Mathematical Modeling and Convergence Analysis of Deep Neural Networks with Dense Layer Connectivities in Deep Learning
Jinshu Huang, Haibin Su, Xue-Cheng Tai, Chunlin Wu
TL;DR
This work develops a dense non-local (DNL) framework to model densely connected DNNs as nonlinear integral equations in the deep-layer limit. It casts training as an optimal-control problem and proves a Γ-convergence-based result: the discrete-time learning problems converge to a well-posed continuous-time counterpart, with convergence of optimal values and subsequences of minimizers. The approach unifies various architectures (e.g., DenseNets, self-attention variants) under a common integral-equation formulation and provides a theoretical justification for the observed stability of densely connected, deep models.
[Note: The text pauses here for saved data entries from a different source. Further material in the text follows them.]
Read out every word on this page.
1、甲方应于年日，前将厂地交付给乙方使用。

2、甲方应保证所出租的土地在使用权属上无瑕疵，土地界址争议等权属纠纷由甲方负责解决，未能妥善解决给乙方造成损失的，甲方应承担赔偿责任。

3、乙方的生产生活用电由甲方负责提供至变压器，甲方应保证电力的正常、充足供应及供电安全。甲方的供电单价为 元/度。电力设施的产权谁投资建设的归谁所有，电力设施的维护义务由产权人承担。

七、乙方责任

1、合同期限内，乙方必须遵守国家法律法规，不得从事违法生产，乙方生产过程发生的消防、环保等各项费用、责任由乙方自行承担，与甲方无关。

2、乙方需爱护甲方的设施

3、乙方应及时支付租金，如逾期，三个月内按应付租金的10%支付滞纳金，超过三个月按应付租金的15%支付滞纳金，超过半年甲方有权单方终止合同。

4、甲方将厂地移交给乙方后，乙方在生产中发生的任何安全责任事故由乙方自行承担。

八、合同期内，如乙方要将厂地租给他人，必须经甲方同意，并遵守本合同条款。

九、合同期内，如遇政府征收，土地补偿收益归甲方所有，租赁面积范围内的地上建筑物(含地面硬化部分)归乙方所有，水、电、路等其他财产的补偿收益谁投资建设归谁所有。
Experimental results on DenseNet-like configurations corroborate the theory, showing training losses decrease with increasing depth, consistent with the convergence analysis.
Abstract
In deep learning, dense layer connectivity has become a key design principle in deep neural networks (DNNs), enabling efficient information flow and strong performance across a range of applications. In this work, we model densely connected DNNs mathematically and analyze their learning problems in the deep-layer limit. For a broad applicability, we present our analysis in a framework setting of DNNs with densely connected layers and general non-local feature transformations (with local feature transformations as special cases) within layers, which is called dense non-local (DNL) framework and includes standard DenseNets and variants as special examples. In this formulation, the densely connected networks are modeled as nonlinear integral equations, in contrast to the ordinary differential equation viewpoint commonly adopted in prior works. We study the associated training problems from an optimal control perspective and prove convergence results from the network learning problem to its continuous-time counterpart. In particular, we show the convergence of optimal values and the subsequence convergence of minimizers, using a piecewise linear extension and $Γ$-convergence analysis. Our results provide a mathematical foundation for understanding densely connected DNNs and further suggest that such architectures can offer stability of training deep models.